Papers and Thesis:
Ledur, C. , Griebler, D. , Manssour, I. , Fernandes, L. G. . Towards a Domain-Specific Language for Geospatial Data Visualization Maps with Big Data Sets.In: ACS/IEEE International Conference on Computer Systems and Applications (AICCSA'15). 2015. [DOI] [PDF]
Ledur, C. L. ; Griebler, D. J. ; Manssour, I. H. ; Fernandes, L. G. . Uma Linguagem Específica de Domínio com Geração de Código Paralelo para Visualização de Grandes Volumes de Dados. In: 15a ERAD - Escola Regional de Alto Desempenho, 2015, Gramado. Anais da 15a ERAD, 2015. p. 139-140. [PDF]
GMaVis Research Context:
GMaVis was built as a result of a master thesis. GMaVis and this work contributes to a framework built at GMAP research group. It is the result of a set of researches and works developed in the research group that has as main objective to facilitate the creation and implementation of parallel applications. GMaVis was built on top of this framework, at the application level, generating SPar annotations and using its compiler to generate a parallel data preprocessor.

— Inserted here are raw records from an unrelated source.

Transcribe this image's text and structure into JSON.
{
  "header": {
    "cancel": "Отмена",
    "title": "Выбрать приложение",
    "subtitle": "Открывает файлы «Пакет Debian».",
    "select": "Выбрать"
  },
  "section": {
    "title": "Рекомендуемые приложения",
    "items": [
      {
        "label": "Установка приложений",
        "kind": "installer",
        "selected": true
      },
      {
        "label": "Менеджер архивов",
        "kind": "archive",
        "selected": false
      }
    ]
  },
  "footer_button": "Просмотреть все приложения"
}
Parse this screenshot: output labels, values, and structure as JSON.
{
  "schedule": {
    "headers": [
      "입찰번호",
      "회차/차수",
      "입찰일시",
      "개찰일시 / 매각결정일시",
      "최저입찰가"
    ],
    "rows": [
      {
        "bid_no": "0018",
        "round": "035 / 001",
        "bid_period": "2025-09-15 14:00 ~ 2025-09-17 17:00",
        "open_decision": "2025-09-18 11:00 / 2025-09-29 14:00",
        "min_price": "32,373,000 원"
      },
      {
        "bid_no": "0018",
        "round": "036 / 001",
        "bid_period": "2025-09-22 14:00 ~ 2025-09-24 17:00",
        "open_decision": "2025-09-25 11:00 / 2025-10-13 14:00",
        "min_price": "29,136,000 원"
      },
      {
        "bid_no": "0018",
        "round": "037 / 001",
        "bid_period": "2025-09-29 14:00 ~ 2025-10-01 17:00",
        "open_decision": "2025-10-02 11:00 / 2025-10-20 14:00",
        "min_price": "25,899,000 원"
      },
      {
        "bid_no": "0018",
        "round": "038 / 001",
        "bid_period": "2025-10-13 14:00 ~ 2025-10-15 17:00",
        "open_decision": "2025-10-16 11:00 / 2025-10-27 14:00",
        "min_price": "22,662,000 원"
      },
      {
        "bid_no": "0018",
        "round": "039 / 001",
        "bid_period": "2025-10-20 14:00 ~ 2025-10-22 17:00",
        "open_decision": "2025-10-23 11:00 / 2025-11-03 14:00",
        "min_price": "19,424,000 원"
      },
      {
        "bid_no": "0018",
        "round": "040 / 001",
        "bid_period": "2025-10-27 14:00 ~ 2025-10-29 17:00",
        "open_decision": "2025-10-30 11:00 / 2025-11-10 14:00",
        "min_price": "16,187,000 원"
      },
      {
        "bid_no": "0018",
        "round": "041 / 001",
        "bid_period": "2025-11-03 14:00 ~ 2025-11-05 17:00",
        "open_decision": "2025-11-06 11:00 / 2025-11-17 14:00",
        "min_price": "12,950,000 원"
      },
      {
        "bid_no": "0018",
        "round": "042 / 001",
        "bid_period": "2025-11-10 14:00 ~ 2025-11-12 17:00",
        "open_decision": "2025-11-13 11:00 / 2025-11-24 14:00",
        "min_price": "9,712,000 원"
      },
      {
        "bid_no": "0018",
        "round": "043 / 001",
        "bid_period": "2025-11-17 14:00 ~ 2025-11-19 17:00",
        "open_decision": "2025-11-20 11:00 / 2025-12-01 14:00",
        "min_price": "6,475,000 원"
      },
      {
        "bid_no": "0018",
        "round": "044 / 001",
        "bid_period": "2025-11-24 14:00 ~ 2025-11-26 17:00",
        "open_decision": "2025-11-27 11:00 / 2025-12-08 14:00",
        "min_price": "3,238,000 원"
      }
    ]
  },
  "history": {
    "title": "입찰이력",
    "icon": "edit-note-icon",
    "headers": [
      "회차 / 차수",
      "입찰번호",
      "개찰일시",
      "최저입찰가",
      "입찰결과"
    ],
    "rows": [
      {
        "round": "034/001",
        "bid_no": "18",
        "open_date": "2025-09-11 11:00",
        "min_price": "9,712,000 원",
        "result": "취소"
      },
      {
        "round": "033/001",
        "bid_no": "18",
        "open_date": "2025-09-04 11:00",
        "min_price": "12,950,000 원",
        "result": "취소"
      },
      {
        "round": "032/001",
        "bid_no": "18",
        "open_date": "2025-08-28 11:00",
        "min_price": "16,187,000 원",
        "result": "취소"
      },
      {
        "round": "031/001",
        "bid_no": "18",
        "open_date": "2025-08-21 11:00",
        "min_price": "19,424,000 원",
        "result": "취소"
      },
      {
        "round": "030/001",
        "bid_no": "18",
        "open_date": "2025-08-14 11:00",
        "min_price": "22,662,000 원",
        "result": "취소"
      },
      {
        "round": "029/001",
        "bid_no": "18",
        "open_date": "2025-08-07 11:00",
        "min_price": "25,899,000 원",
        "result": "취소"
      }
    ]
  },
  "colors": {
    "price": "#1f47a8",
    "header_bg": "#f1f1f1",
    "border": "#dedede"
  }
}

SPar is a domain-specific language that allows the parallelism of code using annotations and the implementation of parallel processing based on stream parallelism. SPar was proposed to address stream processing applications. It is a C++ embedded domain-specific language (DSL) for expressing stream parallelism by using standard C++11 attribute annotations. It introduces high-level parallel abstractions for developing stream based parallel
programs as well as reducing sequential source code rewriting. Spar allows C++ developers to express stream parallelism by using the standard syntax grammar of the host language. It also enables minimal sequential code rewriting thus reducing the effort needed to program the parallel application. Additionally, SPar provides flexibility for annotating the C++ sequential code in different ways. In the DSL Generation Engine, Cincle, a compiler infrastructure for new C/C++ language extensions enables SPar compiler to generate code to FastFlow and MPI (Message Passing Interface) that takes advantage of different architecture systems. Therefore, SPar simplified the parallelization of the data preprocessor module by enabling GMaVis to compile the same code for both parallel or sequential execution by just modifying a compiler argument. GMaVis used the same code as the sequential version annotated in order to generate parallel version with SPar compiler. Also, it enabled GMaVis to easily abstract the parallel programming completely from users. Thus, domain users will not have to worry about creating parallel programming code to speed up data processing during visualization creation.